Otavio.Paes 30/10/2020
(primeira publicação: 2014)
Uma boa introdução à Filosofia. Ferry tem uma didática incrível; consegue abordar temas e conceitos complexos de uma forma bem compreensível, como quando dá exemplos do cotidiano para explicá-los- sem com isso cair na superficialidade.
É escrito em forma de diálogo (entre Ferry e Capelier).

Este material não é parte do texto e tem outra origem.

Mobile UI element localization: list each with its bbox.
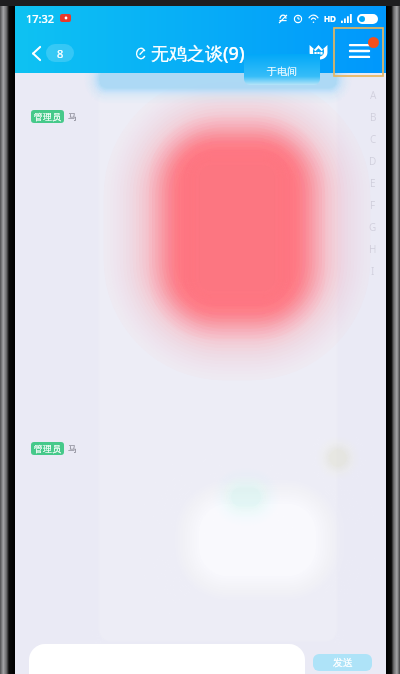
staticText: D — [369, 154, 377, 168]
staticText: A — [370, 88, 377, 102]
staticText: I — [371, 264, 375, 278]
staticText: 管理员 — [34, 443, 61, 454]
staticText: HD — [324, 13, 336, 24]
staticText: B — [370, 110, 377, 124]
staticText: 马 — [68, 111, 77, 122]
button[interactable]: 发送 — [313, 654, 372, 671]
staticText: F — [370, 198, 376, 212]
staticText: 发送 — [333, 656, 353, 669]
staticText: G — [369, 220, 377, 234]
staticText: C — [370, 132, 377, 146]
button[interactable]: Sticker — [303, 37, 333, 67]
staticText: 8 — [57, 46, 64, 61]
staticText: E — [370, 176, 376, 190]
button[interactable]: 于电间 — [244, 54, 320, 85]
staticText: 于电间 — [267, 65, 297, 78]
button[interactable]: Back — [28, 39, 78, 67]
other: Back — [32, 46, 41, 61]
button[interactable]: Menu — [335, 28, 383, 75]
staticText: 管理员 — [34, 111, 61, 122]
staticText: H — [369, 242, 377, 256]
staticText: 马 — [68, 443, 77, 454]
staticText: 17:32 — [26, 11, 55, 26]
staticText: 无鸡之谈(9) — [151, 41, 245, 66]
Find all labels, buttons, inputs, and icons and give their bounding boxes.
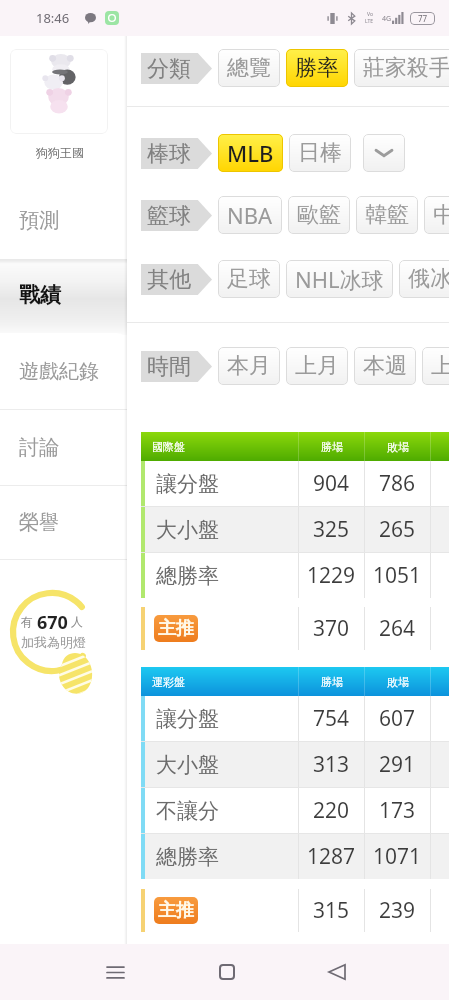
staticText: 大小盤	[156, 517, 298, 543]
button[interactable]: Profile photo	[10, 49, 108, 134]
staticText: 有	[21, 614, 33, 629]
staticText: 籃球	[147, 202, 191, 230]
button[interactable]: 棒球	[141, 138, 212, 169]
button[interactable]: 總勝率	[141, 834, 449, 879]
staticText: 77	[418, 13, 428, 24]
button[interactable]: 讓分盤	[141, 696, 449, 741]
staticText: 主推	[158, 899, 194, 922]
staticText: 325	[313, 515, 350, 544]
staticText: 韓籃	[365, 201, 409, 229]
staticText: 敗場	[387, 675, 409, 689]
button[interactable]: Expand more leagues	[363, 134, 405, 172]
staticText: 討論	[19, 435, 59, 460]
staticText: 國際盤	[152, 440, 298, 454]
staticText: 榮譽	[19, 510, 59, 535]
staticText: 607	[379, 704, 416, 733]
staticText: 勝場	[321, 675, 343, 689]
staticText: 315	[313, 896, 350, 925]
button[interactable]: 足球	[218, 260, 280, 298]
button[interactable]: 籃球	[141, 200, 212, 231]
staticText: 中	[433, 201, 449, 229]
staticText: MLB	[227, 138, 274, 168]
staticText: 上月	[295, 352, 339, 380]
button[interactable]: Recent apps	[92, 944, 138, 1000]
staticText: 運彩盤	[152, 675, 298, 689]
staticText: 265	[379, 515, 416, 544]
button[interactable]: 大小盤	[141, 742, 449, 787]
button[interactable]: 本週	[354, 347, 416, 385]
staticText: 莊家殺手	[363, 54, 449, 82]
staticText: 173	[379, 796, 416, 825]
button[interactable]: MLB	[218, 134, 283, 172]
staticText: 歐籃	[297, 201, 341, 229]
staticText: 戰績	[19, 282, 61, 308]
staticText: 勝場	[321, 440, 343, 454]
staticText: 不讓分	[156, 798, 298, 824]
staticText: 預測	[19, 208, 59, 233]
staticText: 主推	[158, 617, 194, 640]
button[interactable]: 歐籃	[288, 196, 350, 234]
staticText: 其他	[147, 266, 191, 294]
staticText: 人	[71, 614, 83, 629]
staticText: 遊戲紀錄	[19, 359, 99, 384]
button[interactable]: NHL冰球	[286, 260, 393, 298]
staticText: 313	[313, 750, 350, 779]
staticText: 時間	[147, 353, 191, 381]
button[interactable]: 預測	[0, 191, 127, 249]
staticText: 讓分盤	[156, 706, 298, 732]
staticText: 總覽	[227, 54, 271, 82]
staticText: 本月	[227, 352, 271, 380]
staticText: 敗場	[387, 440, 409, 454]
button[interactable]: Home	[204, 944, 250, 1000]
button[interactable]: 莊家殺手	[354, 49, 449, 87]
staticText: 上	[431, 352, 449, 380]
staticText: 日棒	[298, 139, 342, 167]
staticText: 讓分盤	[156, 471, 298, 497]
staticText: 754	[313, 704, 350, 733]
button[interactable]: 其他	[141, 264, 212, 295]
staticText: 總勝率	[156, 563, 298, 589]
staticText: 棒球	[147, 140, 191, 168]
button[interactable]: 戰績	[0, 260, 127, 335]
button[interactable]: 讓分盤	[141, 461, 449, 506]
staticText: 291	[379, 750, 416, 779]
button[interactable]: 韓籃	[356, 196, 418, 234]
button[interactable]: 榮譽	[0, 491, 127, 553]
button[interactable]: 主推	[141, 607, 449, 650]
button[interactable]: 俄冰	[399, 260, 449, 298]
staticText: 786	[379, 469, 416, 498]
button[interactable]: 大小盤	[141, 507, 449, 552]
button[interactable]: Back	[314, 944, 360, 1000]
button[interactable]: 日棒	[289, 134, 351, 172]
staticText: 4G	[382, 14, 392, 24]
staticText: 俄冰	[408, 265, 449, 293]
staticText: LTE	[365, 18, 374, 25]
button[interactable]: 遊戲紀錄	[0, 340, 127, 402]
staticText: 勝率	[295, 54, 339, 82]
staticText: 670	[37, 610, 68, 632]
button[interactable]: 分類	[141, 53, 212, 84]
button[interactable]: 不讓分	[141, 788, 449, 833]
staticText: 1071	[373, 842, 422, 871]
staticText: 239	[379, 896, 416, 925]
staticText: 370	[313, 614, 350, 643]
staticText: 904	[313, 469, 350, 498]
staticText: 加我為明燈	[21, 634, 86, 650]
staticText: 本週	[363, 352, 407, 380]
staticText: 總勝率	[156, 844, 298, 870]
staticText: NBA	[227, 200, 273, 230]
button[interactable]: 時間	[141, 351, 212, 382]
button[interactable]: NBA	[218, 196, 282, 234]
button[interactable]: 主推	[141, 889, 449, 932]
button[interactable]: 勝率	[286, 49, 348, 87]
button[interactable]: 討論	[0, 416, 127, 478]
staticText: NHL冰球	[295, 264, 384, 294]
staticText: 220	[313, 796, 350, 825]
button[interactable]: 總覽	[218, 49, 280, 87]
button[interactable]: 上	[422, 347, 449, 385]
button[interactable]: 總勝率	[141, 553, 449, 598]
button[interactable]: 上月	[286, 347, 348, 385]
staticText: 1051	[373, 561, 422, 590]
button[interactable]: 中	[424, 196, 449, 234]
button[interactable]: 本月	[218, 347, 280, 385]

Muitas vezes, Ferry acaba de comentar, analisar um assunto é então Capelier faz uma síntese do que disse seu interlocutor, já levantando uma nova questão, ou então expõe sua concepção sobre o assunto ou simplesmente faz uma pergunta (sempre pertinente); assim se dá a dinâmica da narrativa.
Ele começa respondendo a pergunta: o que é filosofia?. Depois vai trazer as ?cinco grandes respostas filosóficas?, respostas presentes, respectivamente, nos cinco períodos históricos da filosofia em sua divisão: Primeiro período, A Antiguidade- A ordem harmoniosa do cosmos; Segundo período, A era judaico-cristã- A salvação por Deus e pela fé; Terceiro período, O primeiro humanismo- A salvação pela História e o progressismo; Quarto período, O tempo da desconstrução; Quinto período, O advento do segundo humanismo.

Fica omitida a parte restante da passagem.